Forms, questionnaires, surveys – almost every organisation produces these at one time or another, from the tax office to the PTA at your local school.  Most of us groan at the thought of filling them out, so how do you design a form that:

  • is easy for the user to fill out; and
  • gets you the information you want?

Like most pieces of writing, you need to plan before you begin.  Start by thinking about some of these questions:

  1. What is the most important information you need to get from the person filling in the form?  Are you asking clearly for this information, or is the question or prompt ambiguous?
  2. What information do you really need, and what can you do without?  For instance, do you really need a date of birth or is that a bit irrelevant?  Do you really need multiple contact details or is one enough?
  3. Who is likely to be filling out your form, and will they understand any specialised terms you use?
  4. How long is each answer likely to be, and have you left enough room for it?

I recently had to fill out a form which had a question at the bottom of one page, and the answer space at the top of the following page.  Needless to say, neither I nor the people around me remembered to answer that question.  A simple matter of formatting meant that no information was gathered for that question!

We’ll have some follow-ups on this topic over the coming months, but in the meantime have you ever come across a form that was particularly easy to fill out?  What made it work so well?

Permanent link to this article: http://wordsmadeclear.com/2011/12/01/designing-forms-whetting-your-appetite/


  1. Michael


    I use a fair amount of forms both as user and creator and I agree that forms are often a pain because they are poorly constructed, too long or have the wrong questions.

    When I work on questionnaires, I work backwards from the desired outcome and ask what are the best questions to ask to arrive at that outcome, not always easy.

    Formatting is important and also, brevity.
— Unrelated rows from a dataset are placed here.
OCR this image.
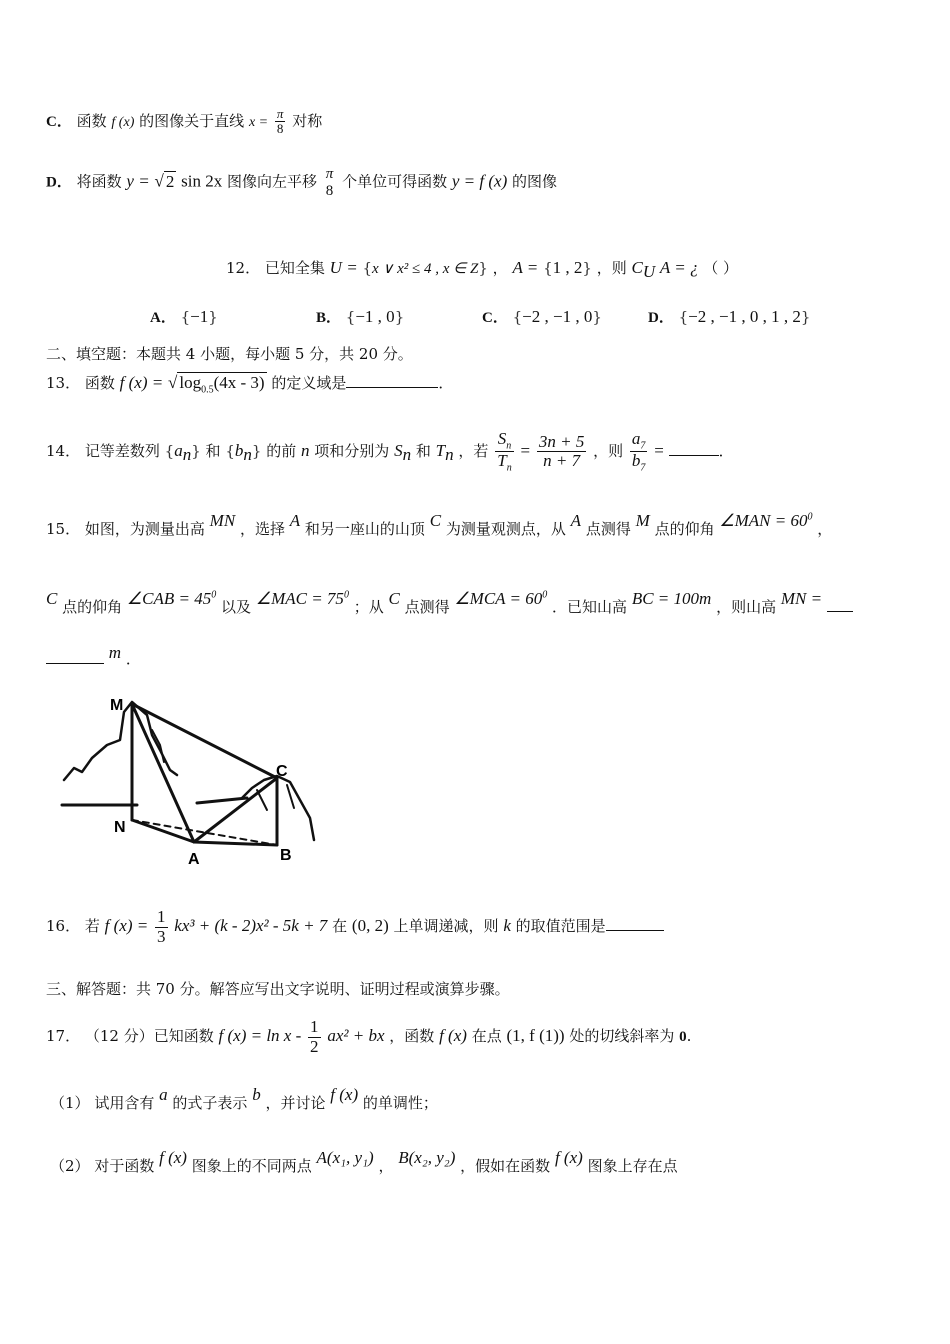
C． 函数 f (x) 的图像关于直线 $x = \frac{\pi}{8}$ 对称
D． 将函数 y = √ 2 sin 2x 图像向左平移 π
8 个单位可得函数 y = f (x) 的图像
12． 已知全集 U = {x ∨ x² ≤ 4 , x ∈ Z} ， A = {1 , 2} ，则 $C_U$ A = ¿ （ ）
A． {−1}	B． {−1 , 0}	C． {−2 , −1 , 0}	D． {−2 , −1 , 0 , 1 , 2}
二、填空题：本题共 4 小题，每小题 5 分，共 20 分。
13． 函数 f (x) = √ $\log_{0.5}(4x - 3)$ 的定义域是	．
14． 记等差数列 $\{a_n\}$ 和 $\{b_n\}$ 的前 n 项和分别为 $S_n$ 和 $T_n$ ，若 $\frac{S_n}{T_n} = \frac{3n + 5}{n + 7}$ ，则 $\frac{a_7}{b_7}$ =	．
15． 如图，为测量出高 MN ，选择 A 和另一座山的山顶 C 为测量观测点，从 A 点测得 M 点的仰角 ∠MAN = $60^0$ ，
C 点的仰角 ∠CAB = $45^0$ 以及 ∠MAC = $75^0$ ；从 C 点测得 ∠MCA = $60^0$ ．已知山高 BC = 100m ，则山高 MN =
m ．
M
N
A	B
C
16． 若 f $(x) = \frac{1}{3} kx^3 + (k - 2)x^2 - 5k + 7$ 在 (0, 2) 上单调递减，则 k 的取值范围是
三、解答题：共 70 分。解答应写出文字说明、证明过程或演算步骤。
17． （12 分）已知函数 f $(x) = \ln x - \frac{1}{2} ax^2$ + bx ，函数 f (x) 在点 (1, f (1)) 处的切线斜率为 0.
（1） 试用含有 a 的式子表示 b ，并讨论 f (x) 的单调性；
（2） 对于函数 f (x) 图象上的不同两点 A(x₁, y₁) ， B(x₂, y₂) ，假如在函数 f (x) 图象上存在点
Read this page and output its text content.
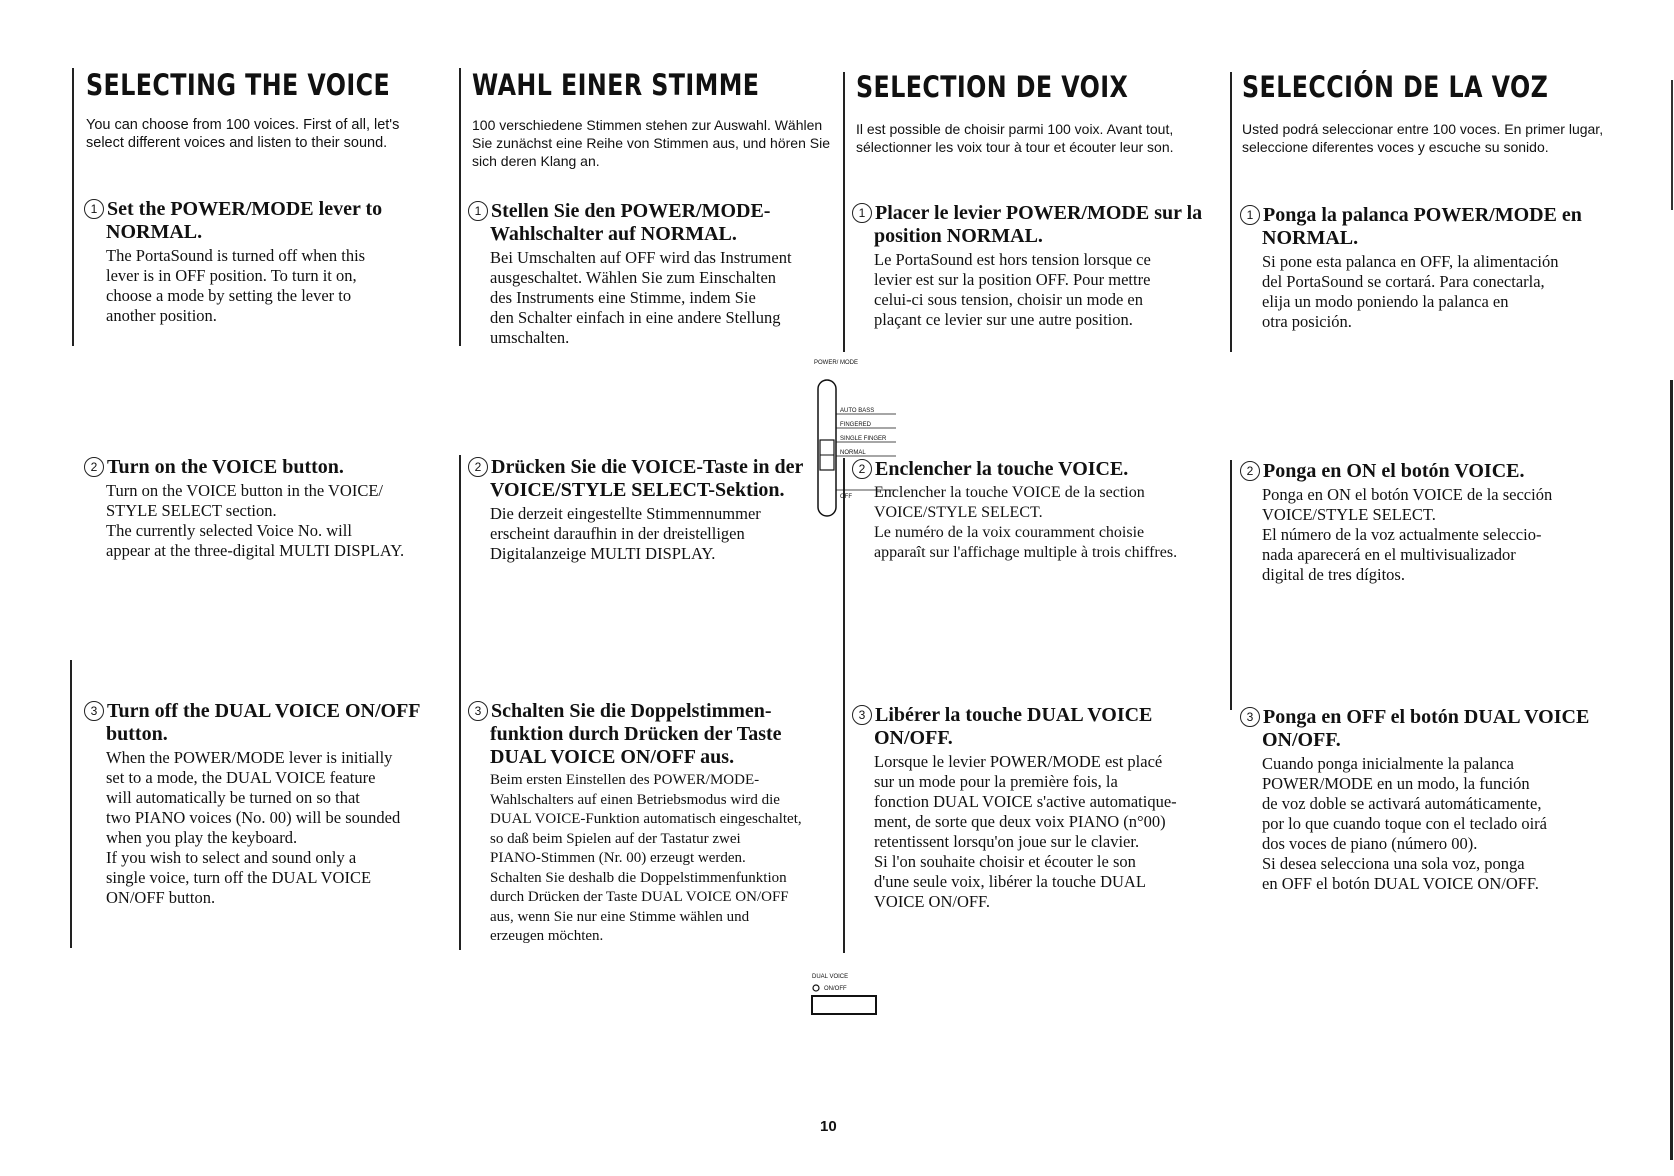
SELECTING THE VOICE

You can choose from 100 voices. First of all, let's select different voices and listen to their sound.

1 Set the POWER/MODE lever to NORMAL.

The PortaSound is turned off when this
lever is in OFF position. To turn it on,
choose a mode by setting the lever to
another position.

2 Turn on the VOICE button.

Turn on the VOICE button in the VOICE/
STYLE SELECT section.
The currently selected Voice No. will
appear at the three-digital MULTI DISPLAY.

3 Turn off the DUAL VOICE ON/OFF button.

When the POWER/MODE lever is initially
set to a mode, the DUAL VOICE feature
will automatically be turned on so that
two PIANO voices (No. 00) will be sounded
when you play the keyboard.
If you wish to select and sound only a
single voice, turn off the DUAL VOICE
ON/OFF button.

WAHL EINER STIMME

100 verschiedene Stimmen stehen zur Auswahl. Wählen Sie zunächst eine Reihe von Stimmen aus, und hören Sie sich deren Klang an.

1 Stellen Sie den POWER/MODE-Wahlschalter auf NORMAL.

Bei Umschalten auf OFF wird das Instrument
ausgeschaltet. Wählen Sie zum Einschalten
des Instruments eine Stimme, indem Sie
den Schalter einfach in eine andere Stellung
umschalten.

2 Drücken Sie die VOICE-Taste in der VOICE/STYLE SELECT-Sektion.

Die derzeit eingestellte Stimmennummer
erscheint daraufhin in der dreistelligen
Digitalanzeige MULTI DISPLAY.

3 Schalten Sie die Doppelstimmen-funktion durch Drücken der Taste DUAL VOICE ON/OFF aus.

Beim ersten Einstellen des POWER/MODE-
Wahlschalters auf einen Betriebsmodus wird die
DUAL VOICE-Funktion automatisch eingeschaltet,
so daß beim Spielen auf der Tastatur zwei
PIANO-Stimmen (Nr. 00) erzeugt werden.
Schalten Sie deshalb die Doppelstimmenfunktion
durch Drücken der Taste DUAL VOICE ON/OFF
aus, wenn Sie nur eine Stimme wählen und
erzeugen möchten.

SELECTION DE VOIX

Il est possible de choisir parmi 100 voix. Avant tout, sélectionner les voix tour à tour et écouter leur son.

1 Placer le levier POWER/MODE sur la position NORMAL.

Le PortaSound est hors tension lorsque ce
levier est sur la position OFF. Pour mettre
celui-ci sous tension, choisir un mode en
plaçant ce levier sur une autre position.

2 Enclencher la touche VOICE.

Enclencher la touche VOICE de la section
VOICE/STYLE SELECT.
Le numéro de la voix couramment choisie
apparaît sur l'affichage multiple à trois chiffres.

3 Libérer la touche DUAL VOICE ON/OFF.

Lorsque le levier POWER/MODE est placé
sur un mode pour la première fois, la
fonction DUAL VOICE s'active automatique-
ment, de sorte que deux voix PIANO (n°00)
retentissent lorsqu'on joue sur le clavier.
Si l'on souhaite choisir et écouter le son
d'une seule voix, libérer la touche DUAL
VOICE ON/OFF.

SELECCIÓN DE LA VOZ

Usted podrá seleccionar entre 100 voces. En primer lugar, seleccione diferentes voces y escuche su sonido.

1 Ponga la palanca POWER/MODE en NORMAL.

Si pone esta palanca en OFF, la alimentación
del PortaSound se cortará. Para conectarla,
elija un modo poniendo la palanca en
otra posición.

2 Ponga en ON el botón VOICE.

Ponga en ON el botón VOICE de la sección
VOICE/STYLE SELECT.
El número de la voz actualmente seleccio-
nada aparecerá en el multivisualizador
digital de tres dígitos.

3 Ponga en OFF el botón DUAL VOICE ON/OFF.

Cuando ponga inicialmente la palanca
POWER/MODE en un modo, la función
de voz doble se activará automáticamente,
por lo que cuando toque con el teclado oirá
dos voces de piano (número 00).
Si desea selecciona una sola voz, ponga
en OFF el botón DUAL VOICE ON/OFF.

POWER/ MODE
AUTO BASS
FINGERED
SINGLE FINGER
NORMAL
OFF
DUAL VOICE
ON/OFF
10
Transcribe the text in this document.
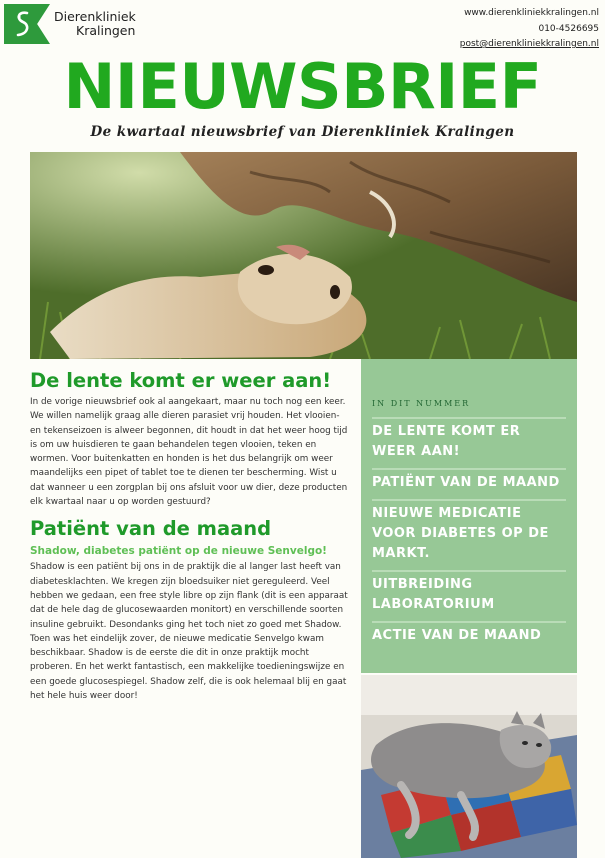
Dierenkliniek
Kralingen
www.dierenkliniekkralingen.nl
010-4526695
post@dierenkliniekkralingen.nl
NIEUWSBRIEF
De kwartaal nieuwsbrief van Dierenkliniek Kralingen
De lente komt er weer aan!

In de vorige nieuwsbrief ook al aangekaart, maar nu toch nog een keer. We willen namelijk graag alle dieren parasiet vrij houden. Het vlooien- en tekenseizoen is alweer begonnen, dit houdt in dat het weer hoog tijd is om uw huisdieren te gaan behandelen tegen vlooien, teken en wormen. Voor buitenkatten en honden is het dus belangrijk om weer maandelijks een pipet of tablet toe te dienen ter bescherming. Wist u dat wanneer u een zorgplan bij ons afsluit voor uw dier, deze producten elk kwartaal naar u op worden gestuurd?

Patiënt van de maand
Shadow, diabetes patiënt op de nieuwe Senvelgo!

Shadow is een patiënt bij ons in de praktijk die al langer last heeft van diabetesklachten. We kregen zijn bloedsuiker niet gereguleerd. Veel hebben we gedaan, een free style libre op zijn flank (dit is een apparaat dat de hele dag de glucosewaarden monitort) en verschillende soorten insuline gebruikt. Desondanks ging het toch niet zo goed met Shadow. Toen was het eindelijk zover, de nieuwe medicatie Senvelgo kwam beschikbaar. Shadow is de eerste die dit in onze praktijk mocht proberen. En het werkt fantastisch, een makkelijke toedieningswijze en een goede glucosespiegel. Shadow zelf, die is ook helemaal blij en gaat het hele huis weer door!

IN DIT NUMMER
DE LENTE KOMT ER WEER AAN!
PATIËNT VAN DE MAAND
NIEUWE MEDICATIE VOOR DIABETES OP DE MARKT.
UITBREIDING LABORATORIUM
ACTIE VAN DE MAAND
Many forms are filled in voluntarily and the individuals time needs to be respected. When I create feedback forms as a heuristic measure I stick to 5 questions, 3 that allow a tick to scale quality of experience and two asking what went well and how could it have been better. I am sure there are better approaches.

    I look forward to more on this. Cheers. Michael

  2. Elaine

    I agree with Michael that many of the questionnaires I see are far too long. For me, if a survey can’t be completed in ten to ffteen minutes, it is unlikely I will find the time to do so.

    While I don’t restrict myself to using five questions when creating such documents, I also follow a model of some that can be filled in with a tick or a rating and others that are open ended. I believe that the former need to be very carefully thought out. Poor communication here frustrates the user and a wrong interpretaion of the question/comment can really skew results.

    I also like a very brief introductory statement that clearly identifies the purpose of the questionnaire.